If you continue to consistently think of modularity, algorithms, products and processes can all be decomposed. The result is a quasi modular system. The parts of the modular system must then be integrated into a clear technical model. Attributes and methods require clear technical designations.

This results in the following advantages:

  • The core system does not exist only as a monolith.
  • Nor does it consist entirely of implemented code.
  • Reusability of recurring business transactions and product characteristics.

But what concrete benefits do these advantages offer?

  • For example, a modular system can be modeled in Eclipse by employees with expertise, but no programming knowledge. Keyword: "The Programming Actuary"

  • From the point of view of the internal control system (ICS), this avoids head monopolies and sovereign knowledge. This is an objective that is also frequently cited in the context of tenders.

  • The sustainable reuse of recurring product characteristics and business transactions leads to shorter time-to-market lead times and economies of scale.

  • There is also a substantial and complete time-to-market completion, as not only the tariffs, but also all related business transactions are already fully available at market launch.

  • A necessarily creative "definition of ready" with an actual degree of completion below 100%, which is due to market pressure and causes the backlog to swell ever further, is a thing of the past.
2. Platform independence
"Don't put all your eggs in one basket." Why take unnecessary lump risks? Multi-vendor support and the use of open source software is now the market standard.

Java technology, for example, offers independence from individual operating systems. Customers should be able to choose between different providers. This applies to databases as well as to application servers.
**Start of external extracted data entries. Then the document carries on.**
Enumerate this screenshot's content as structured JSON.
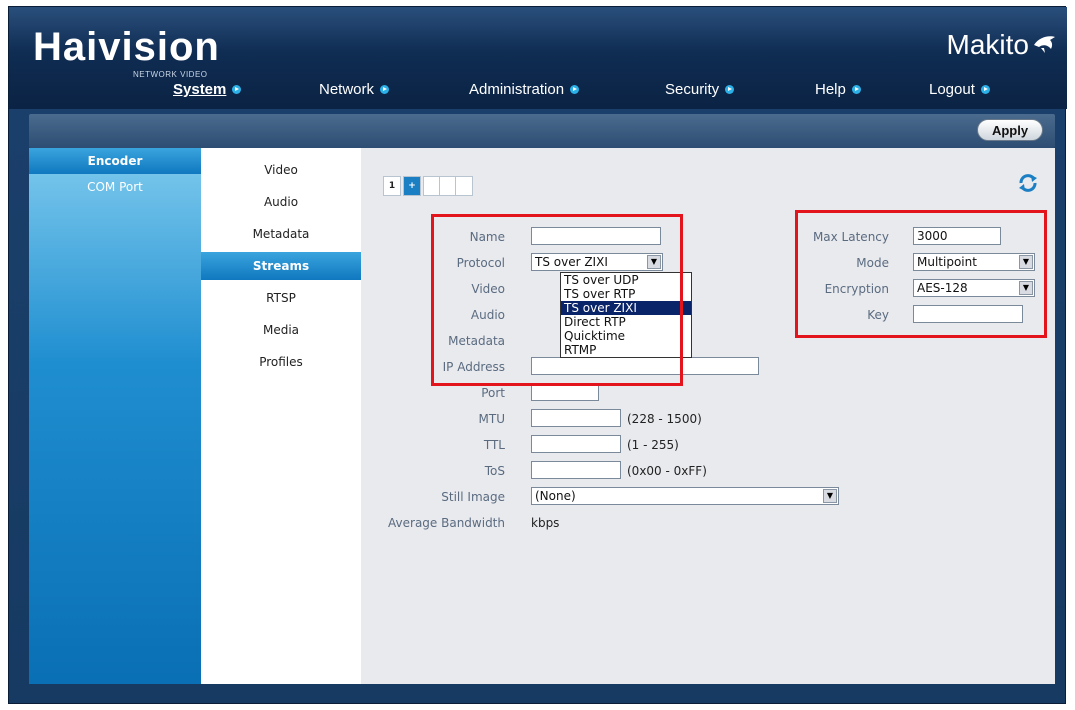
{
  "header": {
    "logo": "Haivision",
    "logo_sub": "NETWORK VIDEO",
    "brand": "Makito"
  },
  "nav": [
    {
      "label": "System",
      "active": true
    },
    {
      "label": "Network"
    },
    {
      "label": "Administration"
    },
    {
      "label": "Security"
    },
    {
      "label": "Help"
    },
    {
      "label": "Logout"
    }
  ],
  "toolbar": {
    "apply_label": "Apply"
  },
  "leftnav": [
    {
      "label": "Encoder",
      "active": true
    },
    {
      "label": "COM Port"
    }
  ],
  "subnav": [
    {
      "label": "Video"
    },
    {
      "label": "Audio"
    },
    {
      "label": "Metadata"
    },
    {
      "label": "Streams",
      "active": true
    },
    {
      "label": "RTSP"
    },
    {
      "label": "Media"
    },
    {
      "label": "Profiles"
    }
  ],
  "stream_tabs": {
    "first": "1",
    "add": "+"
  },
  "form": {
    "name_label": "Name",
    "name_value": "",
    "protocol_label": "Protocol",
    "protocol_value": "TS over ZIXI",
    "video_label": "Video",
    "audio_label": "Audio",
    "metadata_label": "Metadata",
    "ip_label": "IP Address",
    "ip_value": "",
    "port_label": "Port",
    "port_value": "",
    "mtu_label": "MTU",
    "mtu_value": "",
    "mtu_hint": "(228 - 1500)",
    "ttl_label": "TTL",
    "ttl_value": "",
    "ttl_hint": "(1 - 255)",
    "tos_label": "ToS",
    "tos_value": "",
    "tos_hint": "(0x00 - 0xFF)",
    "still_label": "Still Image",
    "still_value": "(None)",
    "bw_label": "Average Bandwidth",
    "bw_value": "kbps"
  },
  "protocol_options": [
    "TS over UDP",
    "TS over RTP",
    "TS over ZIXI",
    "Direct RTP",
    "Quicktime",
    "RTMP"
  ],
  "protocol_selected_index": 2,
  "zixi": {
    "latency_label": "Max Latency",
    "latency_value": "3000",
    "mode_label": "Mode",
    "mode_value": "Multipoint",
    "enc_label": "Encryption",
    "enc_value": "AES-128",
    "key_label": "Key",
    "key_value": ""
  },
  "colors": {
    "highlight": "#e3141c",
    "accent": "#1b7fc4",
    "header_bg": "#0f2c52"
  }
}
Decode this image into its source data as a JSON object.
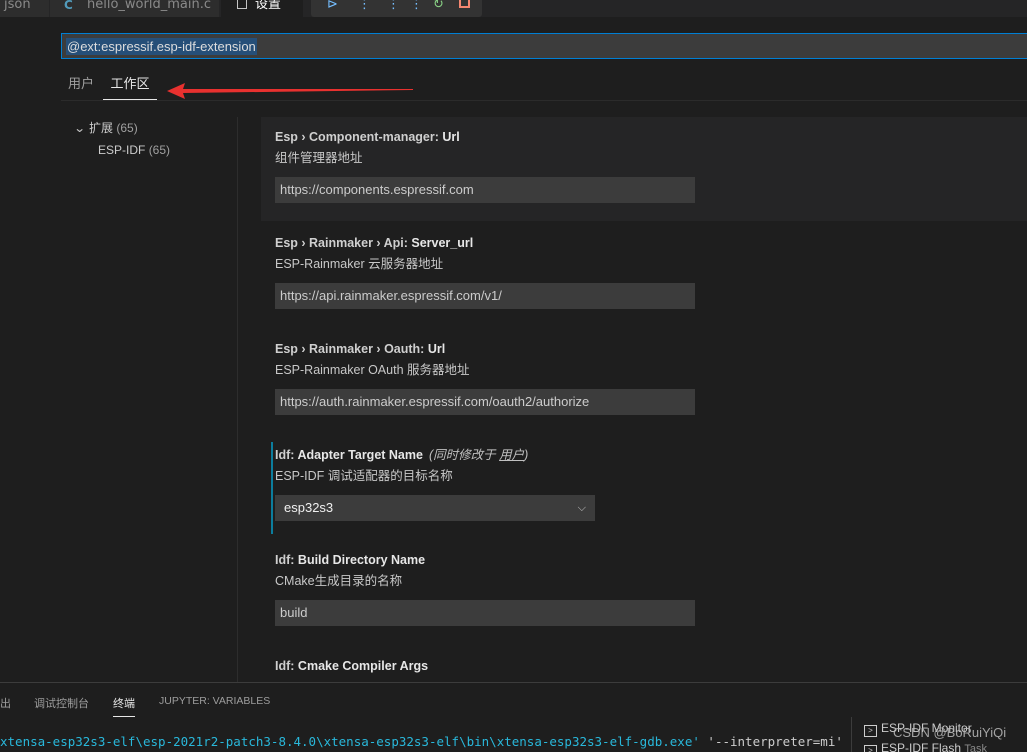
{
  "tabs": {
    "json_tab": "json",
    "main_tab": "hello_world_main.c",
    "main_icon": "C",
    "settings_tab": "设置"
  },
  "search": {
    "value": "@ext:espressif.esp-idf-extension"
  },
  "scope_tabs": {
    "user": "用户",
    "workspace": "工作区"
  },
  "toc": {
    "extensions": {
      "label": "扩展",
      "count": "(65)"
    },
    "esp_idf": {
      "label": "ESP-IDF",
      "count": "(65)"
    }
  },
  "settings": [
    {
      "category": "Esp › Component-manager: ",
      "key": "Url",
      "description": "组件管理器地址",
      "value": "https://components.espressif.com"
    },
    {
      "category": "Esp › Rainmaker › Api: ",
      "key": "Server_url",
      "description": "ESP-Rainmaker 云服务器地址",
      "value": "https://api.rainmaker.espressif.com/v1/"
    },
    {
      "category": "Esp › Rainmaker › Oauth: ",
      "key": "Url",
      "description": "ESP-Rainmaker OAuth 服务器地址",
      "value": "https://auth.rainmaker.espressif.com/oauth2/authorize"
    },
    {
      "category": "Idf: ",
      "key": "Adapter Target Name",
      "extra_prefix": "(同时修改于 ",
      "extra_link": "用户",
      "extra_suffix": ")",
      "description": "ESP-IDF 调试适配器的目标名称",
      "value": "esp32s3"
    },
    {
      "category": "Idf: ",
      "key": "Build Directory Name",
      "description": "CMake生成目录的名称",
      "value": "build"
    },
    {
      "category": "Idf: ",
      "key": "Cmake Compiler Args"
    }
  ],
  "panel": {
    "tabs": {
      "output": "出",
      "debug_console": "调试控制台",
      "terminal": "终端",
      "jupyter": "JUPYTER: VARIABLES"
    },
    "terminal_path": "xtensa-esp32s3-elf\\esp-2021r2-patch3-8.4.0\\xtensa-esp32s3-elf\\bin\\xtensa-esp32s3-elf-gdb.exe'",
    "terminal_arg": " '--interpreter=mi'",
    "terminals": [
      {
        "label": "ESP-IDF Monitor",
        "sub": ""
      },
      {
        "label": "ESP-IDF Flash",
        "sub": "Task"
      }
    ]
  },
  "watermark": "CSDN @BoRuiYiQi",
  "colors": {
    "accent": "#007fd4",
    "annotation_arrow": "#e8312f",
    "modified_indicator": "#0c7d9d"
  }
}
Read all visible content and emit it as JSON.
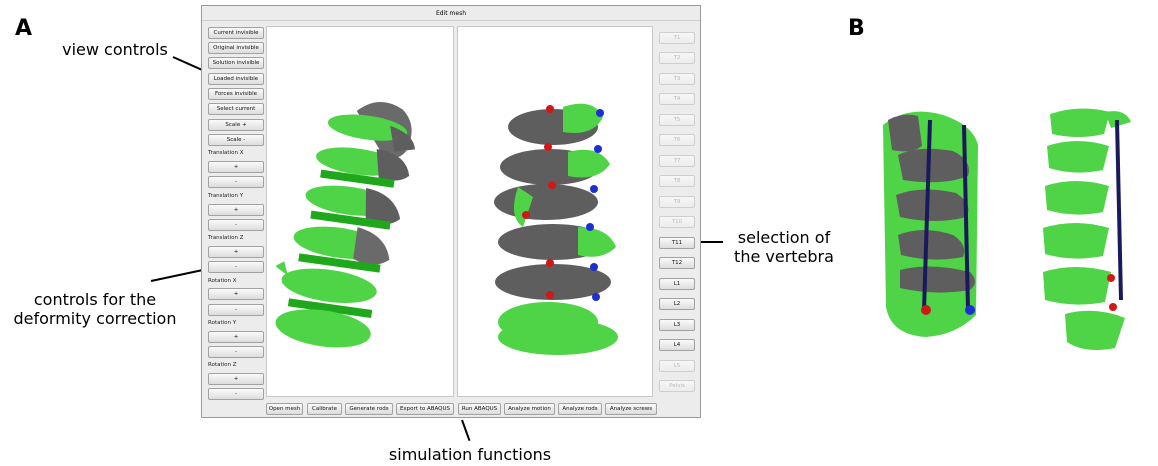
{
  "panel_labels": {
    "a": "A",
    "b": "B"
  },
  "window": {
    "title": "Edit mesh"
  },
  "left_panel": {
    "view_buttons": [
      "Current invisible",
      "Original invisible",
      "Solution invisible",
      "Loaded invisible",
      "Forces invisible",
      "Select current",
      "Scale +",
      "Scale -"
    ],
    "translation_x": {
      "label": "Translation X",
      "plus": "+",
      "minus": "-"
    },
    "translation_y": {
      "label": "Translation Y",
      "plus": "+",
      "minus": "-"
    },
    "translation_z": {
      "label": "Translation Z",
      "plus": "+",
      "minus": "-"
    },
    "rotation_x": {
      "label": "Rotation X",
      "plus": "+",
      "minus": "-"
    },
    "rotation_y": {
      "label": "Rotation Y",
      "plus": "+",
      "minus": "-"
    },
    "rotation_z": {
      "label": "Rotation Z",
      "plus": "+",
      "minus": "-"
    }
  },
  "vertebra_buttons": [
    {
      "label": "T1",
      "enabled": false
    },
    {
      "label": "T2",
      "enabled": false
    },
    {
      "label": "T3",
      "enabled": false
    },
    {
      "label": "T4",
      "enabled": false
    },
    {
      "label": "T5",
      "enabled": false
    },
    {
      "label": "T6",
      "enabled": false
    },
    {
      "label": "T7",
      "enabled": false
    },
    {
      "label": "T8",
      "enabled": false
    },
    {
      "label": "T9",
      "enabled": false
    },
    {
      "label": "T10",
      "enabled": false
    },
    {
      "label": "T11",
      "enabled": true
    },
    {
      "label": "T12",
      "enabled": true
    },
    {
      "label": "L1",
      "enabled": true
    },
    {
      "label": "L2",
      "enabled": true
    },
    {
      "label": "L3",
      "enabled": true
    },
    {
      "label": "L4",
      "enabled": true
    },
    {
      "label": "L5",
      "enabled": false
    },
    {
      "label": "Pelvis",
      "enabled": false
    }
  ],
  "bottom_buttons": [
    "Open mesh",
    "Calibrate",
    "Generate rods",
    "Export to ABAQUS",
    "Run ABAQUS",
    "Analyze motion",
    "Analyze rods",
    "Analyze screws"
  ],
  "annotations": {
    "view_controls": "view controls",
    "deformity_line1": "controls for the",
    "deformity_line2": "deformity correction",
    "selection_line1": "selection of",
    "selection_line2": "the vertebra",
    "simulation": "simulation functions"
  },
  "colors": {
    "bone_green": "#4fd447",
    "bone_grey": "#5e5e5e",
    "rod": "#1a1a5a",
    "screw_red": "#d01818",
    "screw_blue": "#1c2fd0"
  }
}
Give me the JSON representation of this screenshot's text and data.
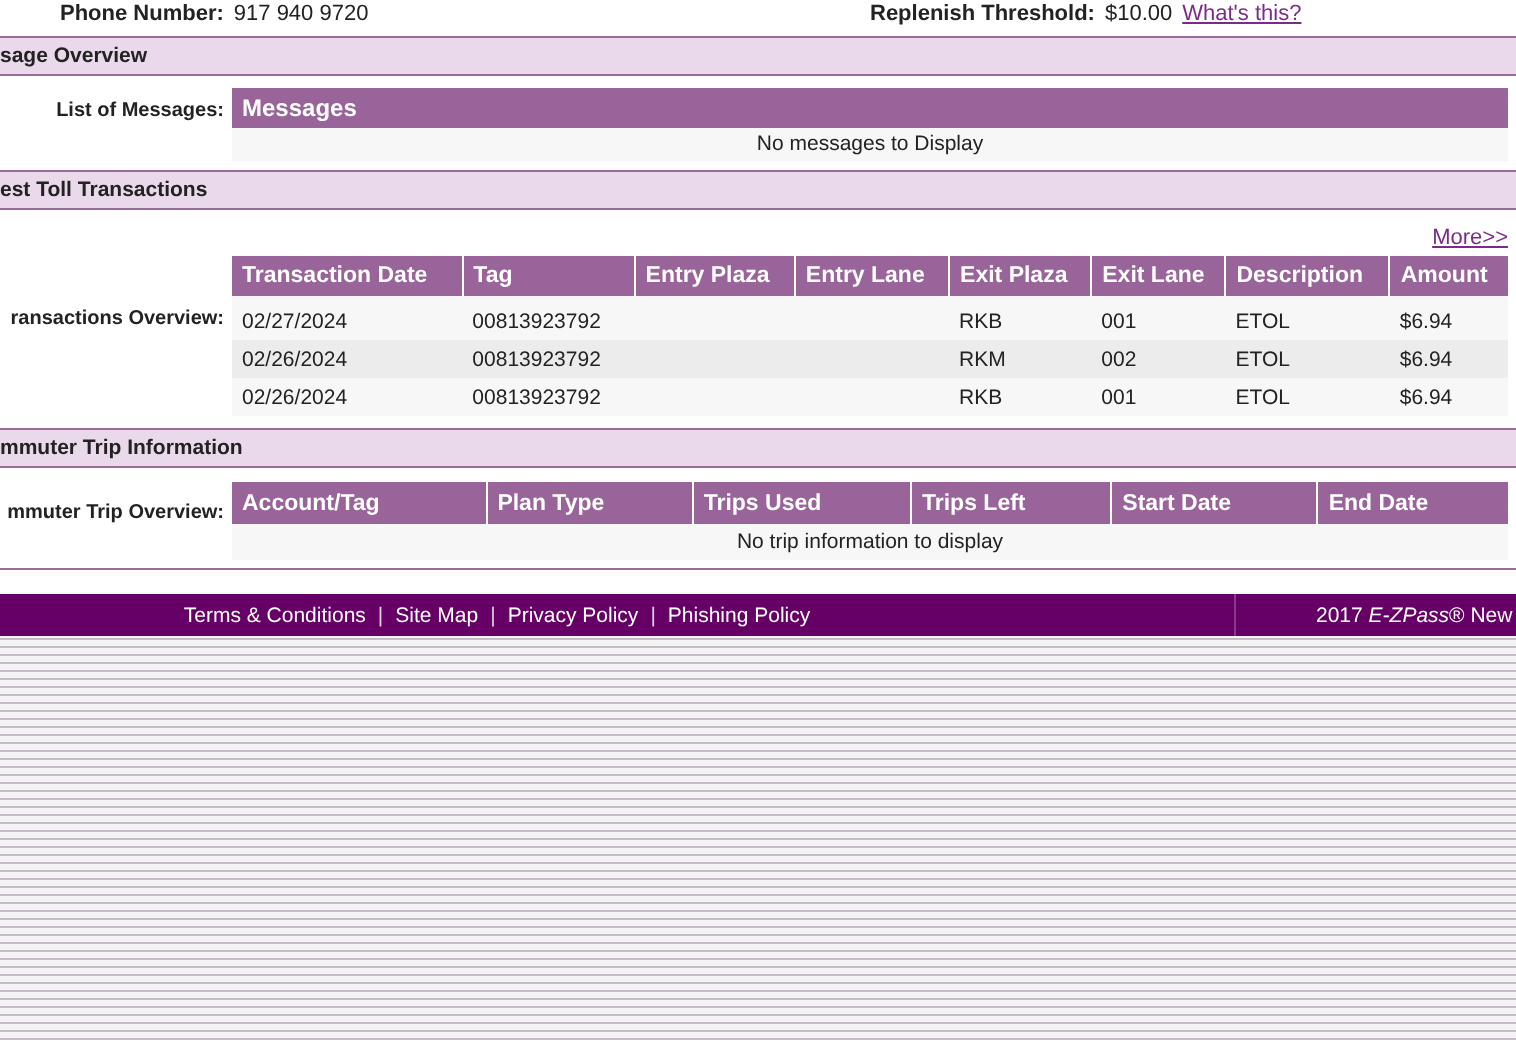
{
  "account_info": [
    {
      "label": "Phone Number:",
      "value": "917 940 9720"
    },
    {
      "label": "Replenish Threshold:",
      "value": "$10.00",
      "link": "What's this?"
    }
  ],
  "message_overview": {
    "heading": "sage Overview",
    "label": "List of Messages:",
    "table_title": "Messages",
    "empty_text": "No messages to Display"
  },
  "toll_transactions": {
    "heading": "est Toll Transactions",
    "more_link": "More>>",
    "label": "ransactions Overview:",
    "columns": [
      "Transaction Date",
      "Tag",
      "Entry Plaza",
      "Entry Lane",
      "Exit Plaza",
      "Exit Lane",
      "Description",
      "Amount"
    ],
    "rows": [
      [
        "02/27/2024",
        "00813923792",
        "",
        "",
        "RKB",
        "001",
        "ETOL",
        "$6.94"
      ],
      [
        "02/26/2024",
        "00813923792",
        "",
        "",
        "RKM",
        "002",
        "ETOL",
        "$6.94"
      ],
      [
        "02/26/2024",
        "00813923792",
        "",
        "",
        "RKB",
        "001",
        "ETOL",
        "$6.94"
      ]
    ]
  },
  "commuter_trips": {
    "heading": "mmuter Trip Information",
    "label": "mmuter Trip Overview:",
    "columns": [
      "Account/Tag",
      "Plan Type",
      "Trips Used",
      "Trips Left",
      "Start Date",
      "End Date"
    ],
    "empty_text": "No trip information to display"
  },
  "footer": {
    "items": [
      {
        "kind": "link",
        "text": "Terms & Conditions"
      },
      {
        "kind": "separator",
        "text": "|"
      },
      {
        "kind": "link",
        "text": "Site Map"
      },
      {
        "kind": "separator",
        "text": "|"
      },
      {
        "kind": "link",
        "text": "Privacy Policy"
      },
      {
        "kind": "separator",
        "text": "|"
      },
      {
        "kind": "link",
        "text": "Phishing Policy"
      }
    ],
    "copyright": "2017 *E-ZPass*® New"
  }
}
3. High integration capability

Connection of external systems:

Modern LV systems must be easy to integrate into the existing system environment. As a rule, various peripheral systems must be connected. Typically, these are the following system types (excerpt):

  • DWH-systems
  • Partner systems
  • Printing- and textsystems
  • Commission systems
  • IAM systems
  • Mailbox systems
  • Collection/disbursement systems
  • Workflow systems
  • Reporting systems to government agencies
Integration of vendor-specific systems with each other:
Many providers offer, in addition to a portfolio and benefit system for life insurance from the aforementioned peripheral systems, their own solutions and combine them into their own system landscapes and suites. Here it is important how clearly the functional scope of individual systems is delimited from each other in order to avoid complexity and redundancies. There should also be a common technological substructure, such as a common framework, to improve maintainability.

4. Mathematical approach
That isn't the only way of doing it. However, some are more efficient and future-proof than others. The further development and modularization of modern IT systems for life insurance companies today enables a level of granularity that did not exist in the past. Nowadays, depending on the design of the systems, you can store very differentiated calculation bases at various points in the structure tree. This applies not only to main and supplementary insurance policies, but also to policy changes such as co-payments, benefit and premium dynamics, premium increases, annuity factors, etc. There are various mathematical approaches for calculating different premium and benefit developments, such as the recursion formula in addition to the usual present value approaches. Here, each insurance company must assess for itself which approaches it prefers.